SAN FRANCISCO - Pacific
Gas and Electric Company today issued the following statement after
the California Public Utilities Commission (CPUC) held a press conference
to discuss its alternate plan of reorganization:
"The CPUC's second attempt
to develop an alternative bankruptcy plan is no more practical or
confirmable than their first plan. Admitting that their first effort
fell $4.5 billion short, their second attempt seeks to close that
gap by issuing billions in new debt and through a scheme to issue
stock in the utility to raise cash.

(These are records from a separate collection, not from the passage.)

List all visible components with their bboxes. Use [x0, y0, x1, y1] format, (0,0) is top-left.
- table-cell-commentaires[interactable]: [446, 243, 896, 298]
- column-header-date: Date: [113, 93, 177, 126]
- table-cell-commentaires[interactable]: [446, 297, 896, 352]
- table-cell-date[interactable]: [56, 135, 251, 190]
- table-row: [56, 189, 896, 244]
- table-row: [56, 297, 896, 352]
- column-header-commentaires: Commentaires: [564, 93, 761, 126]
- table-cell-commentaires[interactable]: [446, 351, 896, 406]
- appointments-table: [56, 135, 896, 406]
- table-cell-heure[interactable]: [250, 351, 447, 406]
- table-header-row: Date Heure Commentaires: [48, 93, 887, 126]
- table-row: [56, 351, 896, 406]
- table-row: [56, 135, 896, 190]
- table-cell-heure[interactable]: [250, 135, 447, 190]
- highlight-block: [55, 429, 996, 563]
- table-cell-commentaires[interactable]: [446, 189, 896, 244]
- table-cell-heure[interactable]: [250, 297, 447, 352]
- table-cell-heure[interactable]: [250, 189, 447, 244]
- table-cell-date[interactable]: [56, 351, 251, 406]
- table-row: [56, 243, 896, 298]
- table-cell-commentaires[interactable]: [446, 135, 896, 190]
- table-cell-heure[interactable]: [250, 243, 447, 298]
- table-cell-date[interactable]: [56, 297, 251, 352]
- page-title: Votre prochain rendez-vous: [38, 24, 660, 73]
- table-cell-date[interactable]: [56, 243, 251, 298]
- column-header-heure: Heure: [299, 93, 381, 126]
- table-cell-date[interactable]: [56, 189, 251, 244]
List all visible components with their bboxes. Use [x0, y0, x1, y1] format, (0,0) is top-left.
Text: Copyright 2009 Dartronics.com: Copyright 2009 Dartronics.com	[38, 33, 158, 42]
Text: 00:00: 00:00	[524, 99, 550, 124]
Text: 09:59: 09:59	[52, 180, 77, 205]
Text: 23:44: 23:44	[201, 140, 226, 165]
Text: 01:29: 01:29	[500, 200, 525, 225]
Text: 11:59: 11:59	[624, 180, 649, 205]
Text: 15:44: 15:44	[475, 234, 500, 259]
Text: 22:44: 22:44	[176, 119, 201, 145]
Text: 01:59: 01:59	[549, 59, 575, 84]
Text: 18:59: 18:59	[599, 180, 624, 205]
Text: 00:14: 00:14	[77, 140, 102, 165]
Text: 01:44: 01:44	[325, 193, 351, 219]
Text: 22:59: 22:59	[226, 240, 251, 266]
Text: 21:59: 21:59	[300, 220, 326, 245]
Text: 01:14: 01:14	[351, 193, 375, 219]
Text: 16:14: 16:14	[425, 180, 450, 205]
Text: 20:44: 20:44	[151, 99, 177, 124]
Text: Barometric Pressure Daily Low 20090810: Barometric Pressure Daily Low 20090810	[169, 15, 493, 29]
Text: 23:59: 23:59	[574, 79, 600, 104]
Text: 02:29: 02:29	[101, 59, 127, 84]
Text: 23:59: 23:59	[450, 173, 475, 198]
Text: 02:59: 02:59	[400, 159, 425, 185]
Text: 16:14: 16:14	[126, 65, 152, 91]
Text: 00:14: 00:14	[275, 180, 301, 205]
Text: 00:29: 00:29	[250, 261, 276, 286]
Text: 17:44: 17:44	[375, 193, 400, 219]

We believe the CPUC's plan could
not be confirmed or implemented.
"More than a year late,
the Commission finally recognizes the need to have investment grade
utility companies so that the state can exit the procurement business.
Yet their plan makes none of the fundamental regulatory commitments
needed to achieve or assure investment grade status.
"The CPUC's plan to eliminate
any return on equity violates federal and state law and would prompt
substantial litigation. The proposed equity sale violates the rights
of shareholders. It also would greatly harm tens of thousands of
our employees and retirees whose 401(k) accounts, and retirement
plans include significant amounts of PG&E stock. They and thousands
of small shareholders, many on fixed incomes, have seen their investments
decimated by the actions of the CPUC over the past two years."